Further, enrollment is down. Officials detailed a drop of 500 students since the mid-2000s from 1,900 to roughly 1,400. The decline amounts to several million dollars in per-pupil revenue.

Looking out five years, the financial picture doesn't get any brighter, officials said.

"It doesn't look like our budget situation is going to get any easier next year or the year after or the year after that, so we need to get together with the communities and come up with some realistic long-term solutions," Gordon said. " ... The hard truth is that there is a new fiscal reality that cannot be ignored."

The district wants to push several initiatives that might provide a boost over time.

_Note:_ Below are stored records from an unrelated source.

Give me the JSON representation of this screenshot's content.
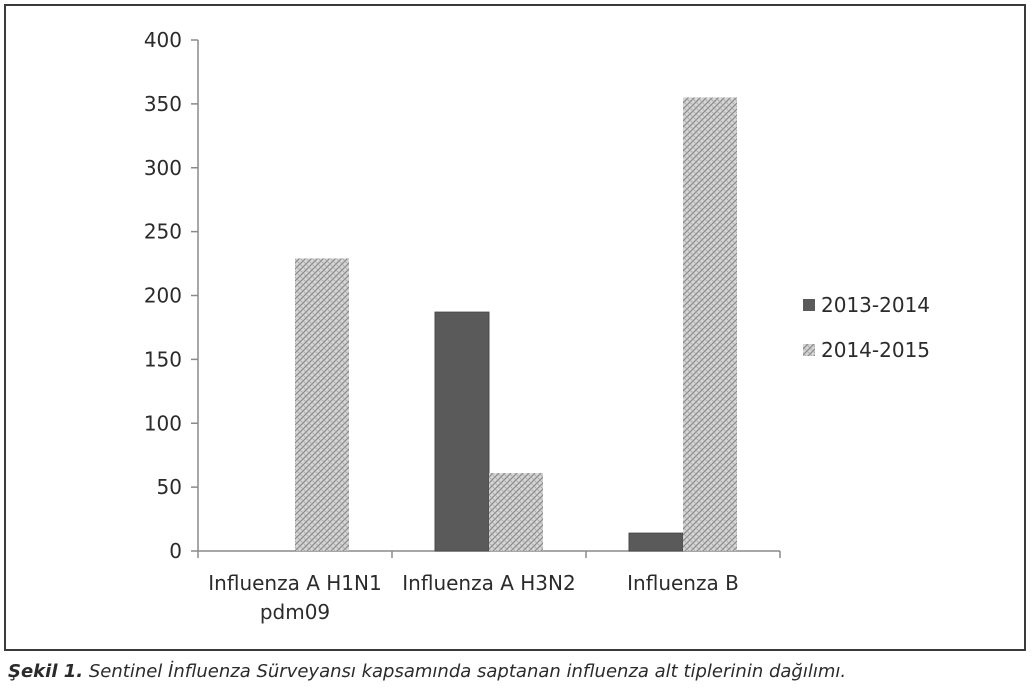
{
  "chart_data": {
    "type": "bar",
    "categories": [
      [
        "Influenza A H1N1",
        "pdm09"
      ],
      [
        "Influenza A H3N2"
      ],
      [
        "Influenza B"
      ]
    ],
    "series": [
      {
        "name": "2013-2014",
        "values": [
          0,
          187,
          14
        ],
        "color": "#5a5a5a",
        "pattern": "solid"
      },
      {
        "name": "2014-2015",
        "values": [
          229,
          61,
          355
        ],
        "color": "#bdbdbd",
        "pattern": "hatch"
      }
    ],
    "ylim": [
      0,
      400
    ],
    "yticks": [
      0,
      50,
      100,
      150,
      200,
      250,
      300,
      350,
      400
    ],
    "grid": false,
    "legend_position": "right",
    "title": "",
    "xlabel": "",
    "ylabel": ""
  },
  "caption": {
    "lead": "Şekil 1.",
    "text": " Sentinel İnfluenza Sürveyansı kapsamında saptanan influenza alt tiplerinin dağılımı."
  }
}
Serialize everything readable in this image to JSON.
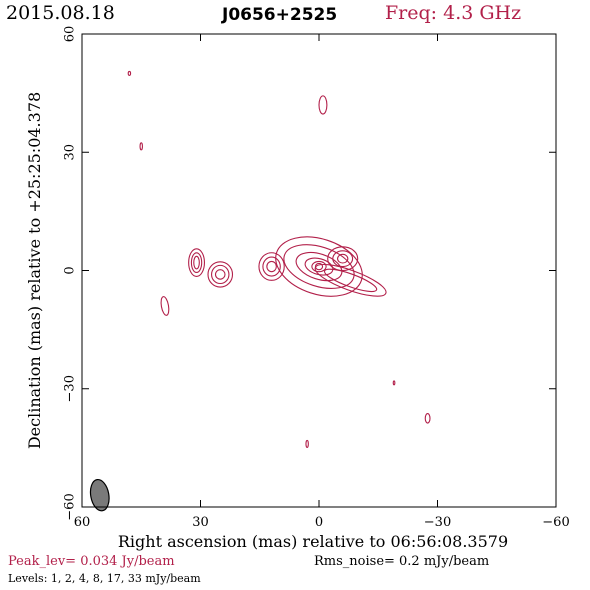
{
  "header": {
    "date": "2015.08.18",
    "source": "J0656+2525",
    "freq": "Freq: 4.3 GHz"
  },
  "colors": {
    "contour": "#b2204a",
    "axes": "#000000",
    "beam_fill": "#7a7a7a"
  },
  "footer": {
    "peak": "Peak_lev=  0.034 Jy/beam",
    "noise": "Rms_noise=   0.2 mJy/beam",
    "levels": "Levels:   1,    2,    4,    8,   17,   33 mJy/beam"
  },
  "chart_data": {
    "type": "contour",
    "xlabel": "Right ascension (mas) relative to 06:56:08.3579",
    "ylabel": "Declination (mas) relative to +25:25:04.378",
    "xlim": [
      60,
      -60
    ],
    "ylim": [
      -60,
      60
    ],
    "xticks": [
      60,
      30,
      0,
      -30,
      -60
    ],
    "yticks": [
      60,
      30,
      0,
      -30,
      -60
    ],
    "xtick_labels": [
      "60",
      "30",
      "0",
      "−30",
      "−60"
    ],
    "ytick_labels": [
      "60",
      "30",
      "0",
      "−30",
      "−60"
    ],
    "contour_levels_mJy": [
      1,
      2,
      4,
      8,
      17,
      33
    ],
    "peak_Jy_per_beam": 0.034,
    "rms_noise_mJy_per_beam": 0.2,
    "beam": {
      "x": 55.5,
      "y": -57,
      "major_mas": 4.2,
      "minor_mas": 2.4,
      "pa_deg": -10
    },
    "components": [
      {
        "name": "core",
        "x": 0,
        "y": 1,
        "contours": [
          {
            "dx": 11.3,
            "dy": 7.0,
            "pa": -18
          },
          {
            "dx": 9.2,
            "dy": 5.0,
            "pa": -18
          },
          {
            "dx": 6.0,
            "dy": 3.2,
            "pa": -18
          },
          {
            "dx": 3.6,
            "dy": 2.0,
            "pa": -15
          },
          {
            "dx": 1.8,
            "dy": 1.3,
            "pa": 0
          },
          {
            "dx": 0.9,
            "dy": 0.8,
            "pa": 0
          }
        ]
      },
      {
        "name": "jet-east-1",
        "x": -6,
        "y": 3,
        "contours": [
          {
            "dx": 3.8,
            "dy": 3.0,
            "pa": 0
          },
          {
            "dx": 2.5,
            "dy": 2.0,
            "pa": 0
          },
          {
            "dx": 1.3,
            "dy": 1.1,
            "pa": 0
          }
        ]
      },
      {
        "name": "jet-tail",
        "x": -8,
        "y": -2.5,
        "contours": [
          {
            "dx": 9.5,
            "dy": 2.5,
            "pa": -20
          },
          {
            "dx": 7.0,
            "dy": 1.6,
            "pa": -20
          }
        ]
      },
      {
        "name": "knot-west",
        "x": 12,
        "y": 1,
        "contours": [
          {
            "dx": 3.2,
            "dy": 3.5,
            "pa": 0
          },
          {
            "dx": 2.2,
            "dy": 2.4,
            "pa": 0
          },
          {
            "dx": 1.2,
            "dy": 1.3,
            "pa": 0
          }
        ]
      },
      {
        "name": "blob-30",
        "x": 31,
        "y": 2,
        "contours": [
          {
            "dx": 2.0,
            "dy": 3.5,
            "pa": 0
          },
          {
            "dx": 1.3,
            "dy": 2.5,
            "pa": 0
          },
          {
            "dx": 0.7,
            "dy": 1.6,
            "pa": 0
          }
        ]
      },
      {
        "name": "blob-24",
        "x": 25,
        "y": -1,
        "contours": [
          {
            "dx": 3.1,
            "dy": 3.2,
            "pa": 0
          },
          {
            "dx": 2.2,
            "dy": 2.3,
            "pa": 0
          },
          {
            "dx": 1.2,
            "dy": 1.2,
            "pa": 0
          }
        ]
      },
      {
        "name": "blob-39",
        "x": 39,
        "y": -9,
        "contours": [
          {
            "dx": 0.9,
            "dy": 2.4,
            "pa": 10
          }
        ]
      },
      {
        "name": "blob-north",
        "x": -1,
        "y": 42,
        "contours": [
          {
            "dx": 1.0,
            "dy": 2.3,
            "pa": 0
          }
        ]
      },
      {
        "name": "dot-48-50",
        "x": 48,
        "y": 50,
        "contours": [
          {
            "dx": 0.3,
            "dy": 0.5,
            "pa": 0
          }
        ]
      },
      {
        "name": "dot-45-32",
        "x": 45,
        "y": 31.5,
        "contours": [
          {
            "dx": 0.3,
            "dy": 0.9,
            "pa": 0
          }
        ]
      },
      {
        "name": "dot-m19-m28",
        "x": -19,
        "y": -28.5,
        "contours": [
          {
            "dx": 0.2,
            "dy": 0.5,
            "pa": 0
          }
        ]
      },
      {
        "name": "dot-m27-m38",
        "x": -27.5,
        "y": -37.5,
        "contours": [
          {
            "dx": 0.6,
            "dy": 1.2,
            "pa": 0
          }
        ]
      },
      {
        "name": "dot-3-m44",
        "x": 3,
        "y": -44,
        "contours": [
          {
            "dx": 0.3,
            "dy": 0.9,
            "pa": 0
          }
        ]
      }
    ]
  }
}
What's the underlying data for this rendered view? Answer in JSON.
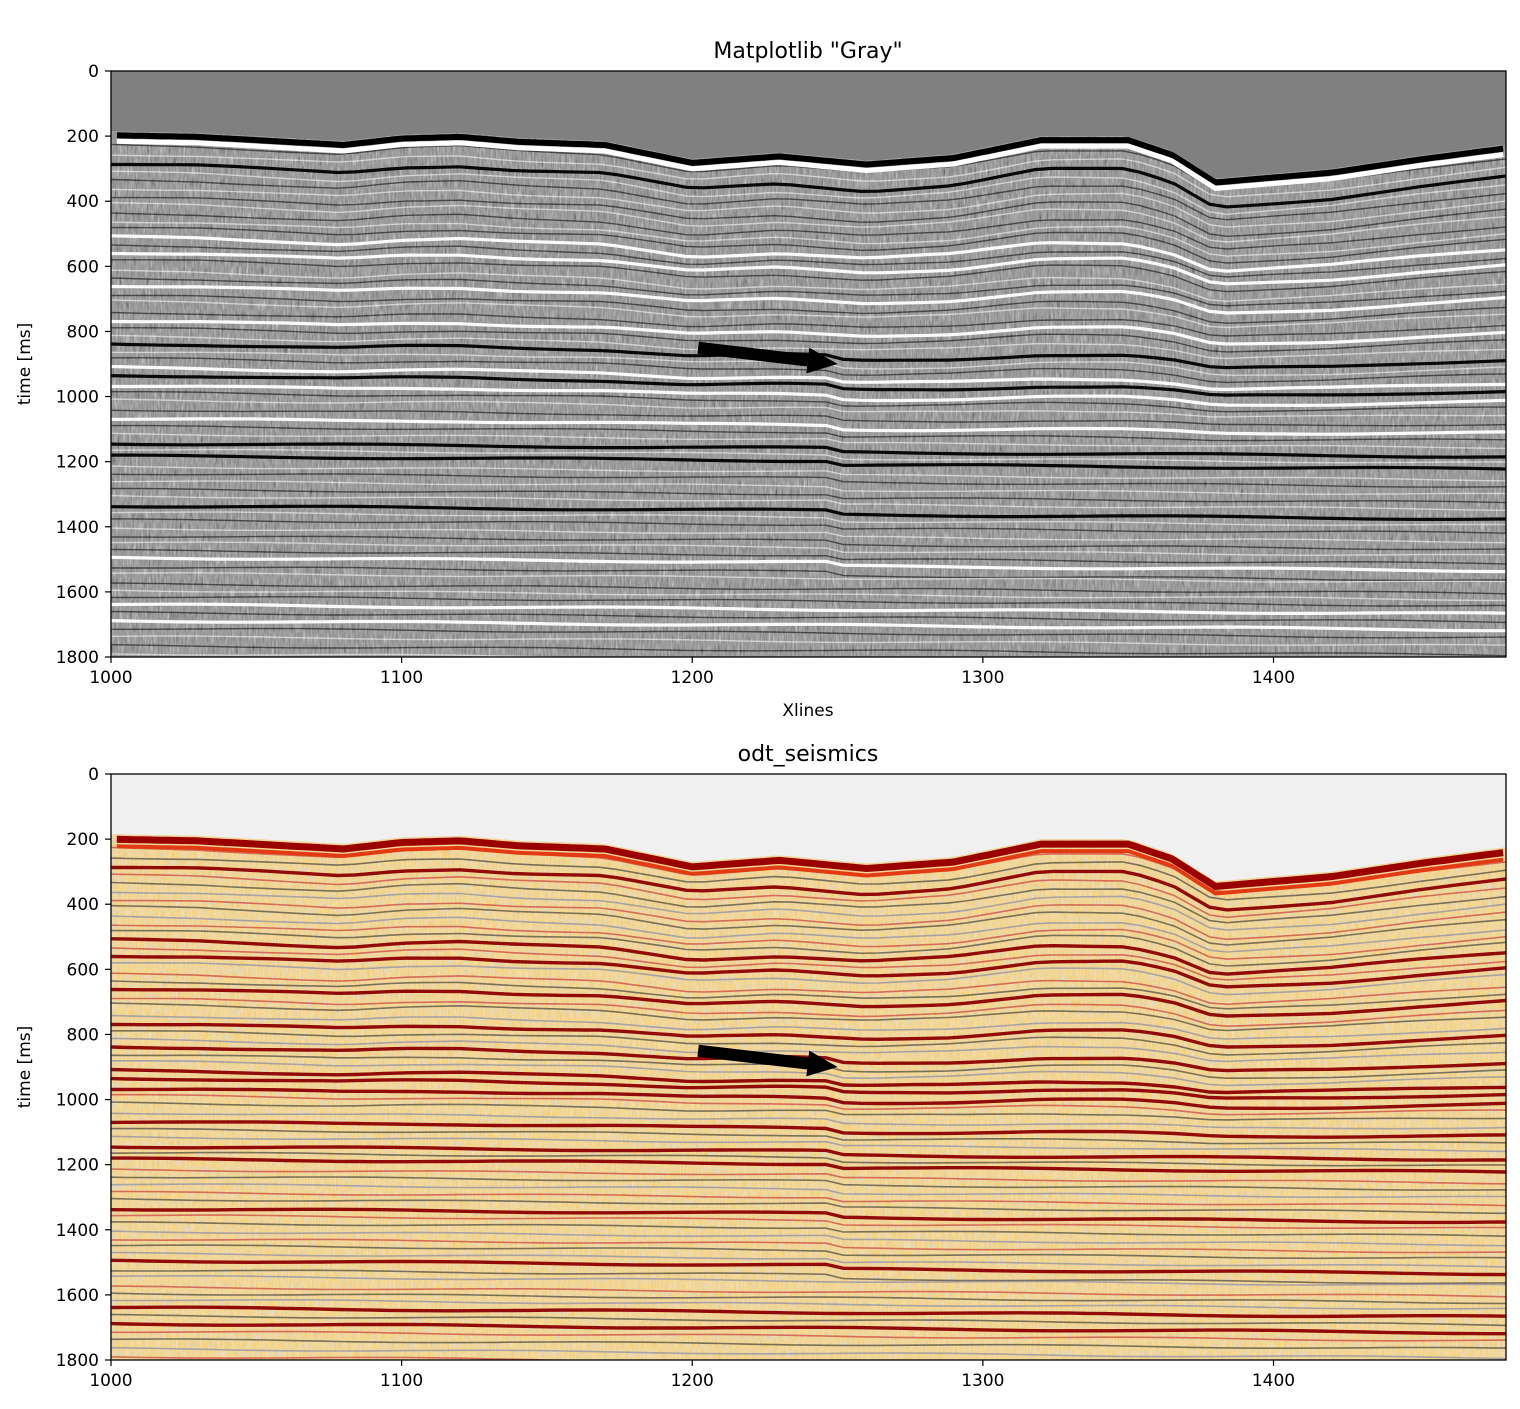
{
  "chart_data": [
    {
      "type": "heatmap",
      "title": "Matplotlib \"Gray\"",
      "colormap": "gray",
      "xlabel": "Xlines",
      "ylabel": "time [ms]",
      "xlim": [
        1000,
        1480
      ],
      "ylim": [
        1800,
        0
      ],
      "x_ticks": [
        1000,
        1100,
        1200,
        1300,
        1400
      ],
      "y_ticks": [
        0,
        200,
        400,
        600,
        800,
        1000,
        1200,
        1400,
        1600,
        1800
      ],
      "background_color": "#808080",
      "arrow": {
        "from": [
          1202,
          850
        ],
        "to": [
          1250,
          900
        ]
      },
      "seafloor": {
        "x": [
          1000,
          1030,
          1060,
          1080,
          1100,
          1120,
          1140,
          1170,
          1200,
          1230,
          1260,
          1290,
          1320,
          1350,
          1365,
          1380,
          1420,
          1450,
          1480
        ],
        "time": [
          185,
          190,
          205,
          215,
          195,
          190,
          205,
          215,
          270,
          250,
          275,
          255,
          200,
          200,
          245,
          330,
          300,
          260,
          225
        ]
      }
    },
    {
      "type": "heatmap",
      "title": "odt_seismics",
      "colormap": "odt_seismics",
      "xlabel": "",
      "ylabel": "time [ms]",
      "xlim": [
        1000,
        1480
      ],
      "ylim": [
        1800,
        0
      ],
      "x_ticks": [
        1000,
        1100,
        1200,
        1300,
        1400
      ],
      "y_ticks": [
        0,
        200,
        400,
        600,
        800,
        1000,
        1200,
        1400,
        1600,
        1800
      ],
      "background_color": "#f0f0f0",
      "arrow": {
        "from": [
          1202,
          850
        ],
        "to": [
          1250,
          900
        ]
      },
      "seafloor": {
        "x": [
          1000,
          1030,
          1060,
          1080,
          1100,
          1120,
          1140,
          1170,
          1200,
          1230,
          1260,
          1290,
          1320,
          1350,
          1365,
          1380,
          1420,
          1450,
          1480
        ],
        "time": [
          185,
          190,
          205,
          215,
          195,
          190,
          205,
          215,
          270,
          250,
          275,
          255,
          200,
          200,
          245,
          330,
          300,
          260,
          225
        ]
      }
    }
  ]
}
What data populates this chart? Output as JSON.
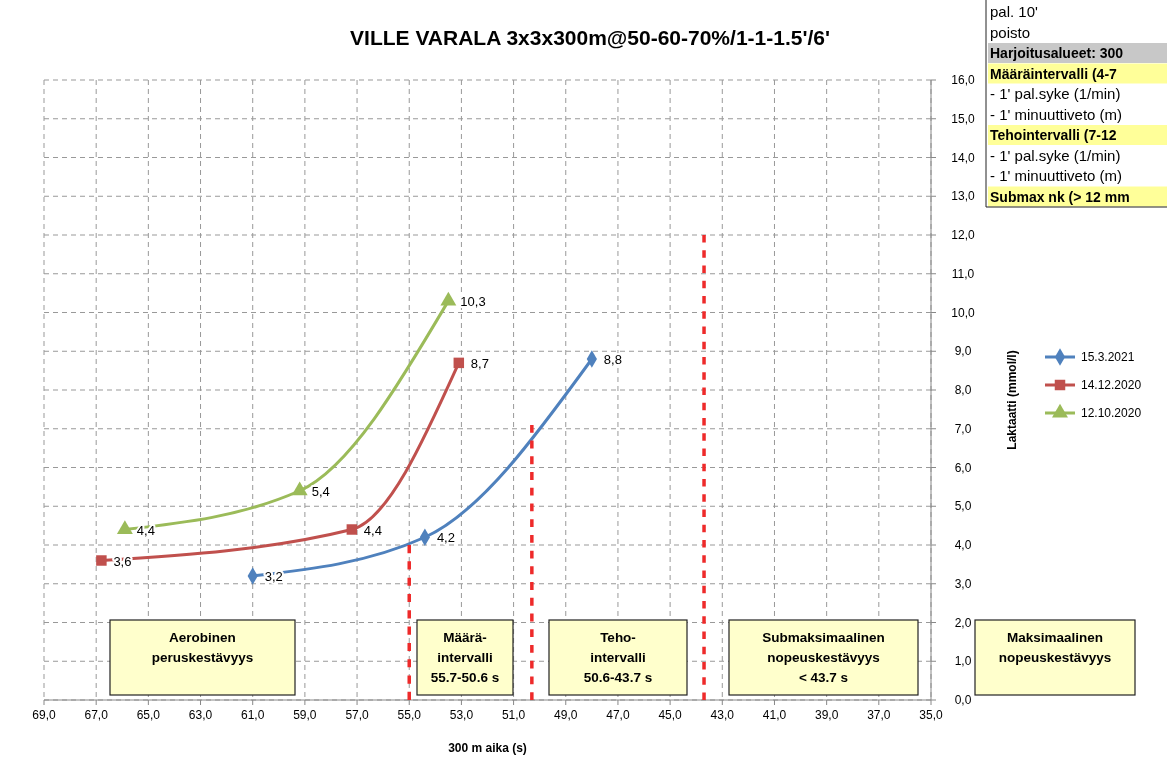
{
  "chart_data": {
    "type": "line",
    "title": "VILLE VARALA 3x3x300m@50-60-70%/1-1-1.5'/6'",
    "xlabel": "300 m aika (s)",
    "ylabel": "Laktaatti (mmol/l)",
    "xlim": [
      69,
      35
    ],
    "xticks": [
      {
        "value": 69,
        "label": "69,0"
      },
      {
        "value": 67,
        "label": "67,0"
      },
      {
        "value": 65,
        "label": "65,0"
      },
      {
        "value": 63,
        "label": "63,0"
      },
      {
        "value": 61,
        "label": "61,0"
      },
      {
        "value": 59,
        "label": "59,0"
      },
      {
        "value": 57,
        "label": "57,0"
      },
      {
        "value": 55,
        "label": "55,0"
      },
      {
        "value": 53,
        "label": "53,0"
      },
      {
        "value": 51,
        "label": "51,0"
      },
      {
        "value": 49,
        "label": "49,0"
      },
      {
        "value": 47,
        "label": "47,0"
      },
      {
        "value": 45,
        "label": "45,0"
      },
      {
        "value": 43,
        "label": "43,0"
      },
      {
        "value": 41,
        "label": "41,0"
      },
      {
        "value": 39,
        "label": "39,0"
      },
      {
        "value": 37,
        "label": "37,0"
      },
      {
        "value": 35,
        "label": "35,0"
      }
    ],
    "ylim": [
      0,
      16
    ],
    "yticks": [
      {
        "value": 0,
        "label": "0,0"
      },
      {
        "value": 1,
        "label": "1,0"
      },
      {
        "value": 2,
        "label": "2,0"
      },
      {
        "value": 3,
        "label": "3,0"
      },
      {
        "value": 4,
        "label": "4,0"
      },
      {
        "value": 5,
        "label": "5,0"
      },
      {
        "value": 6,
        "label": "6,0"
      },
      {
        "value": 7,
        "label": "7,0"
      },
      {
        "value": 8,
        "label": "8,0"
      },
      {
        "value": 9,
        "label": "9,0"
      },
      {
        "value": 10,
        "label": "10,0"
      },
      {
        "value": 11,
        "label": "11,0"
      },
      {
        "value": 12,
        "label": "12,0"
      },
      {
        "value": 13,
        "label": "13,0"
      },
      {
        "value": 14,
        "label": "14,0"
      },
      {
        "value": 15,
        "label": "15,0"
      },
      {
        "value": 16,
        "label": "16,0"
      }
    ],
    "grid": true,
    "legend": "right",
    "series": [
      {
        "name": "15.3.2021",
        "color": "#4f81bd",
        "marker": "diamond",
        "x": [
          61,
          54.4,
          48
        ],
        "values": [
          3.2,
          4.2,
          8.8
        ],
        "value_labels": [
          "3,2",
          "4,2",
          "8,8"
        ]
      },
      {
        "name": "14.12.2020",
        "color": "#c0504d",
        "marker": "square",
        "x": [
          66.8,
          57.2,
          53.1
        ],
        "values": [
          3.6,
          4.4,
          8.7
        ],
        "value_labels": [
          "3,6",
          "4,4",
          "8,7"
        ]
      },
      {
        "name": "12.10.2020",
        "color": "#9bbb59",
        "marker": "triangle",
        "x": [
          65.9,
          59.2,
          53.5
        ],
        "values": [
          4.4,
          5.4,
          10.3
        ],
        "value_labels": [
          "4,4",
          "5,4",
          "10,3"
        ]
      },
      {
        "color": "#ee2a2a",
        "marker": "none",
        "line_style": "dashed",
        "x": [
          55,
          55
        ],
        "values": [
          0,
          4
        ]
      },
      {
        "color": "#ee2a2a",
        "marker": "none",
        "line_style": "dashed",
        "x": [
          50.3,
          50.3
        ],
        "values": [
          0,
          7.1
        ]
      },
      {
        "color": "#ee2a2a",
        "marker": "none",
        "line_style": "dashed",
        "x": [
          43.7,
          43.7
        ],
        "values": [
          0,
          12
        ]
      }
    ],
    "annotations": [
      "Aerobinen\nperuskestävyys",
      "Määrä-\nintervalli\n55.7-50.6 s",
      "Teho-\nintervalli\n50.6-43.7 s",
      "Submaksimaalinen\nnopeuskestävyys\n< 43.7 s",
      "Maksimaalinen\nnopeuskestävyys",
      "pal. 10'",
      "poisto",
      "Harjoitusalueet: 300",
      "Määräintervalli (4-7",
      "- 1' pal.syke (1/min)",
      "- 1' minuuttiveto (m)",
      "Tehointervalli (7-12",
      "- 1' pal.syke (1/min)",
      "- 1' minuuttiveto (m)",
      "Submax nk (> 12 mm"
    ]
  }
}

Gordon said meetings with local officials are in the works regarding funding structures -- an example of one district complaint is a measure that requires it to foot the $70,000 annual bill of one local high-needs student.

The superintendent also wants to establish a more effective marketing plan, new five-year and strategic plans, and offer more courses and new English and math programs for elementary school students.

More ACRSD budget meetings are scheduled throughout the rest of the month, and the School Committee will take its vote on its fiscal 2014 proposal after a public hearing scheduled on March 25.